We were motivated by a World Bank study that observed that the Palestinian private sector in the territories could be the engine for growth if they could secure investment and had the opportunity to freely engage in trade with the outside world. We knew, as Vice President Gore noted, that expanding economic opportunities wouldn’t bring peace, but that without these opportunities achieving peace would be impossible.

Our initial delegation visits gave us hope. Prominent US businesses were impressed with the Palestinian businessmen they met, and some deals were struck. In the months that followed, it became clear that the Israelis were unwilling to allow Palestinians or their US partners to import raw materials or export finished products without Israeli control or an Israeli middleman. As a result, the deals we had lined up collapsed.

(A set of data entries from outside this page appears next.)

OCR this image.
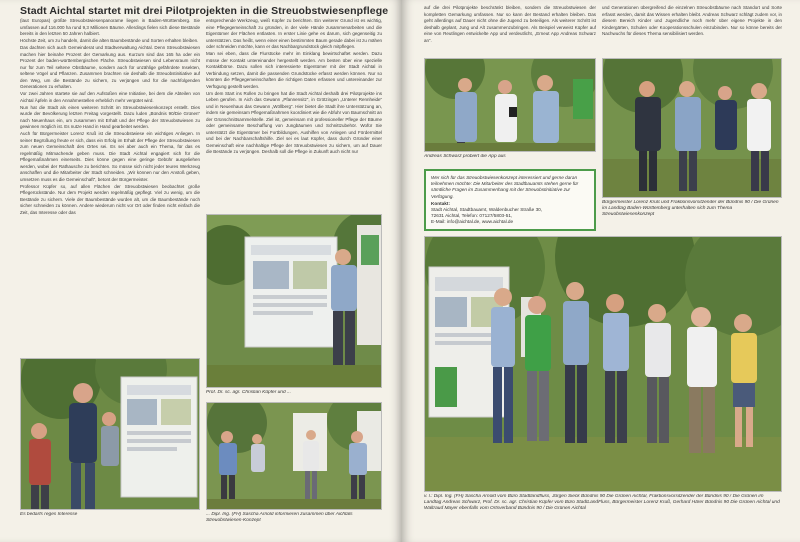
Stadt Aichtal startet mit drei Pilotprojekten in die Streuobstwiesenpflege

(laut Europas) größte Streuobstwiesenpanorame liegen in Baden-Württemberg. Sie umfassen auf 116.000 ha rund 9,3 Millionen Bäume. Allerdings fielen sich diese Bestände bereits in den letzten 50 Jahren halbiert.

Höchste Zeit, um zu handeln, damit die alten Baumbestände und Sorten erhalten bleiben.

Das dachten sich auch Gemeinderat und Stadtverwaltung Aichtal. Denn Streuobstwiesen machen hier beinahe Prozent der Gemarkung aus. Kurzum sind das 165 ha oder ein Prozent der baden-württembergischen Fläche. Streuobstwiesen sind Lebensraum nicht nur für zum Teil seltene Obstbäume, sondern auch für unzählige gefährdete Insekten, seltene Vögel und Pflanzen. Zusammen brachten sie deshalb die Streuobstinitiative auf den Weg, um die Bestände zu sichern, zu verjüngen und für die nachfolgenden Generationen zu erhalten.

Vor zwei Jahren startete sie auf den Aufstoßen eine Initiative, bei dem die Abteilen von Aichtal Äpfeln in den Annahmestellen erheblich mehr vergütet wird.

Nun hat die Stadt als einen weiteren Schritt im Streuobstwiesenkonzept erstellt. Dies wurde der Bevölkerung letzten Freitag vorgestellt. Dazu luden „Bündnis 90/Die Grünen“ nach Neuenhaus ein, um zusammen mit Erhalt und der Pflege der Streuobstwiesen zu gewinnen möglich ist. Es nutze Hand in Hand gearbeitet werden.

Auch für Bürgermeister Lorenz Kruß ist die Streuobstwiese ein wichtiges Anliegen. In seiner Begrüßung freute er sich, dass ein Erfolg im Erhalt der Pflege der Streuobstwiesen zum neuen Gemeinschaft des Ortes sei. Es sei aber auch ein Thema, für das es regelmäßig Mitmachende geben muss. Die Stadt Aichtal engagiert sich für die Pflegemaßnahmen einerseits. Dies könne gegen eine geringe Gebühr ausgeliehen werden, wobei der Rathausche zu berichten. So müsse sich nicht jeder teures Werkzeug anschaffen und die Mitarbeiter der Stadt schneiden. „Wir können nur den Anstoß geben, umsetzen muss es die Gemeinschaft“, betont der Bürgermeister.

Professor Küpfer so, auf allen Flächen der Streuobstwiesen beobachtet große Pflegerückstände. Nur dem Projekt werden regelmäßig gepflegt. Viel zu wenig, um die Bestände zu sichern. Viele der Baumbestände wurden alt, um die Baumbestände noch sicher schneiden zu können. Andere wiederum nicht vor Ort oder finden nicht einfach die Zeit, das Interesse oder das

entsprechende Werkzeug, weiß Küpfer zu berichten. Ein weiterer Grund ist es wichtig, eine Pflegegemeinschaft zu gründen, in der viele Hände zusammenarbeiten und die Eigentümer der Flächen entlasten. In erster Linie gehe es darum, sich gegenseitig zu unterstützen. Das heißt, wenn einer einen bestimmten Baum gerade dabei ist zu mähen oder schneiden möchte, kann er das Nachbargrundstück gleich mitpflegen.

Man sei eben, dass die Flurstücke mehr im Einklang bewirtschaftet werden. Dazu müsse der Kontakt untereinander hergestellt werden. Am besten über eine spezielle Kontaktbörse. Dazu sollen sich interessierte Eigentümer mit der Stadt Aichtal in Verbindung setzen, damit die passenden Grundstücke erfasst werden können. Nur so könnten die Pflegegemeinschaften die richtigen Daten erfassen und untereinander zur Verfügung gestellt werden.

Um dem Start ins Rollen zu bringen hat die Stadt Aichtal deshalb drei Pilotprojekte ins Leben gerufen. In Aich das Gewann „Pfannensitz“, in Grötzingen „Unterer Rennheide“ und in Neuenhaus das Gewann „Wöllberg“. Hier bietet die Stadt ihre Unterstützung an, indem sie gemeinsam Pflegemaßnahmen koordiniert wie die Abfuhr von Baumschnitt an der Grünschnittsammelstelle. Ziel ist, gemeinsam mit professioneller Pflege der Bäume oder gemeinsame Beschaffung von Jungbäumen und Schnittzubehör. Wofür Sie unterstützt die Eigentümer bei Fortbildungen, Aushilfen von Anlegen und Fördermittel und bei der Nachbarschaftshilfe. Ziel sei es laut Küpfer, dass durch Gründer einer Gemeinschaft eine nachhaltige Pflege der Streuobstwiesen zu sichern, um auf Dauer die Bestände zu verjüngen. Deshalb soll die Pflege in Zukunft auch nicht nur

Prof. Dr. sc. agr. Christian Küpfer und ...
... Dipl. Ing. (FH) Sascha Arnold informieren zusammen über Aichtals Streuobstwiesen-Konzept
Es bedarfs reges Interesse

auf die drei Pilotprojekte beschränkt bleiben, sondern die Streuobstwiesen der kompletten Gemarkung umfassen. Nur so kann der Bestand erhalten bleiben. Das geht allerdings auf Dauer nicht ohne die Jugend zu beteiligen. Als weiterer Schritt ist deshalb geplant, Jung und Alt zusammenzubringen. Als Beispiel verweist Küpfer auf eine von Reutlingen entwickelte App und verdeutlicht, „Erneut App Andreas Schwarz an“.

und Generationen übergreifend die einzelnen Streuobstbäume nach Standort und Sorte erfasst werden, damit das Wissen erhalten bleibt. Andreas Schwarz schlägt zudem vor, in diesem Bereich Kinder und Jugendliche noch mehr über eigene Projekte in den Kindergärten, Schulen oder Kooperationsschulen einzubinden. Nur so könne bereits der Nachwuchs für dieses Thema sensibilisiert werden.

Andreas Schwarz probiert die App aus
Bürgermeister Lorenz Kruß und Fraktionsvorsitzender der Bündnis 90 / Die Grünen im Landtag Baden-Württemberg unterhalten sich zum Thema Streuobstwiesenkonzept
v. l.: Dipl. Ing. (FH) Sascha Arnold vom Büro Stadtlandfluss, Jürgen Sieck Bündnis 90 Die Grünen Aichtal, Fraktionsvorsitzender der Bündnis 90 / Die Grünen im Landtag Andreas Schwarz, Prof. Dr. sc. agr. Christian Küpfer vom Büro StadtLandFluss, Bürgermeister Lorenz Kruß, Gerhard Härer Bündnis 90 Die Grünen Aichtal und Waltraud Mayer ebenfalls vom Ortsverband Bündnis 90 / Die Grünen Aichtal
Wer sich für das Streuobstwiesenkonzept interessiert und gerne daran teilnehmen möchte: Die Mitarbeiter des Stadtbauamts stehen gerne für sämtliche Fragen im Zusammenhang mit der Streuobstinitiative zur Verfügung.
Kontakt:
Stadt Aichtal, Stadtbauamt, Waldenbucher Straße 30,
72631 Aichtal, Telefon: 07127/5803-51,
E-Mail: info@aichtal.de, www.aichtal.de
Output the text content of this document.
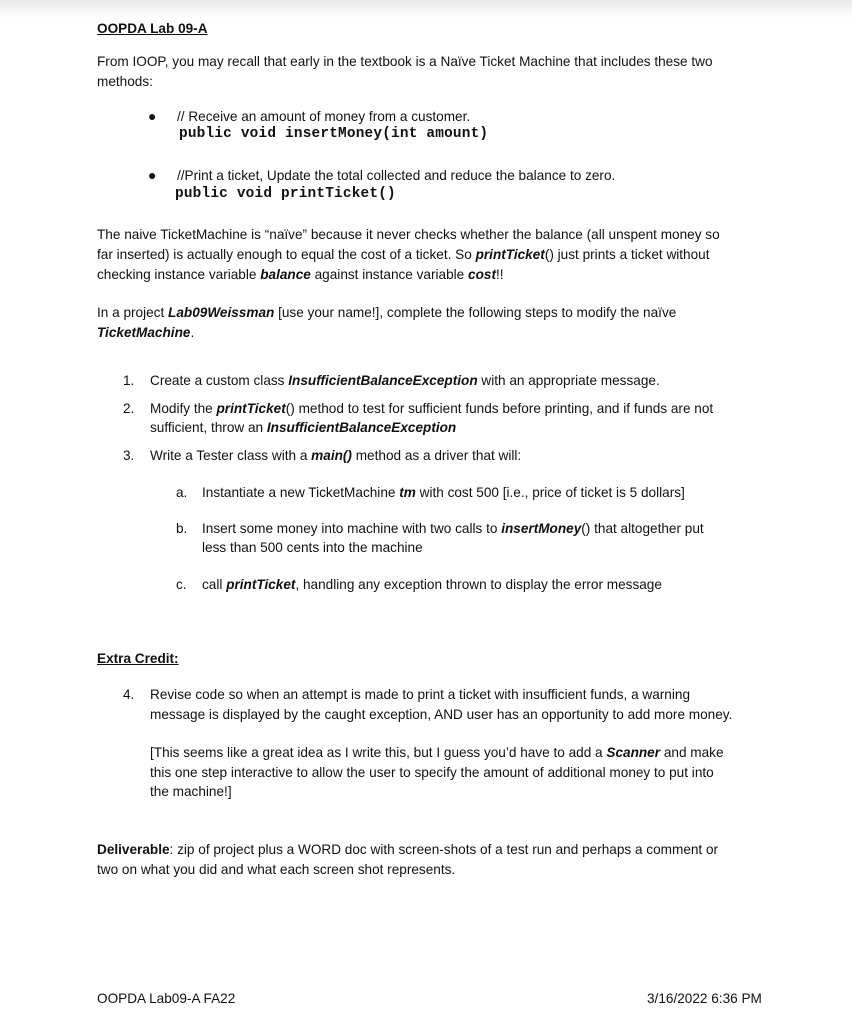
OOPDA Lab 09-A
From IOOP, you may recall that early in the textbook is a Naïve Ticket Machine that includes these two
methods:
● // Receive an amount of money from a customer.
public void insertMoney(int amount)
● //Print a ticket, Update the total collected and reduce the balance to zero.
public void printTicket()
The naive TicketMachine is “naïve” because it never checks whether the balance (all unspent money so
far inserted) is actually enough to equal the cost of a ticket. So printTicket() just prints a ticket without
checking instance variable balance against instance variable cost!!
In a project Lab09Weissman [use your name!], complete the following steps to modify the naïve
TicketMachine.
1. Create a custom class InsufficientBalanceException with an appropriate message.
2. Modify the printTicket() method to test for sufficient funds before printing, and if funds are not
sufficient, throw an InsufficientBalanceException
3. Write a Tester class with a main() method as a driver that will:
a. Instantiate a new TicketMachine tm with cost 500 [i.e., price of ticket is 5 dollars]
b. Insert some money into machine with two calls to insertMoney() that altogether put
less than 500 cents into the machine
c. call printTicket, handling any exception thrown to display the error message
Extra Credit:
4. Revise code so when an attempt is made to print a ticket with insufficient funds, a warning
message is displayed by the caught exception, AND user has an opportunity to add more money.
[This seems like a great idea as I write this, but I guess you’d have to add a Scanner and make
this one step interactive to allow the user to specify the amount of additional money to put into
the machine!]
Deliverable: zip of project plus a WORD doc with screen-shots of a test run and perhaps a comment or
two on what you did and what each screen shot represents.
OOPDA Lab09-A FA22	3/16/2022 6:36 PM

The problem ran deeper. One day I received a call from an official at the U.S. Department of Agriculture. There was a shipment of 50,000 flower bulbs the U.S. had tried to get into Gaza. The bulbs sat awaiting Israeli clearance for so long that they rotted. Israel didn’t want competition for its own flower exports. The Agriculture Department had enough funds for another shipment of bulbs but didn’t want to risk the expenditure if the result would be the same.

In frustration, in 1995, I wrote a lengthy memo to President Clinton. I also testified with a number of my colleagues from BfP before the Senate Foreign Relations Committee detailing the Israeli impediments to investment and economic growth in Palestinian lands.

In my letter and testimony, I noted that the situation—less than two years after Oslo—had become dire. Israel’s closure of Palestinian lands and imposition of internal checkpoints across the West Bank following Baruch Goldstein’s massacre of Muslims in the mosque in Hebron had taken a toll in Palestinian support for peace. Settlements were growing, as was Palestinian unemployment. In the West Bank unemployment was over one-third of the workforce, while in Gaza it had reached a staggering 62%.

Specifically citing Gaza, I noted:

Despite promises from the international community, not a single job-creating infrastructure project has begun. Open sewage remains a serious health hazard. Instead of real progress, Palestinians got observers, studies, pledges, and unfulfilled promises, and blame.

Young Palestinians want nothing more than to have a job, live a meaningful life, raise a family and see them prosper. Their anger is the product of despair—born of fear and frustration that they have no future. If peace is to survive, we must attack this crisis with all the resources and capabilities we have to show Palestinians that the promise of peace can be realized.

Our asks were straightforward: that the Palestinian private sector be able to secure investments; that Israel be pressured to allow Palestinian businesses to import and export with the outside world; and that international donor funds be directed to job-creating projects. One of my BfP Jewish colleagues noted that the onus was on the US and Israel, not the Palestinians, to make these happen.

While President Clinton and the Senators expressed support, our recommendation that Israel be pressured to let go of the reins and allow Palestinians to breathe and grow was rejected by the administration’s “peace team.” They argued that any pressure on Israel would impede their negotiating efforts.

All this happened in the 1990s, not 2005. In a real sense, Hamas didn’t create the mess; they inherited and preyed off of the despair that was left to them by Israel’s suffocating control and US neglect and acquiescence. Hamas handled it badly, to be sure, but the reason why Gaza didn’t become Singapore, which is what Yasser Arafat had set as his North Star, or Dubai, had less to do with Hamas’ choices and more to do with those who failed Palestinians and peace.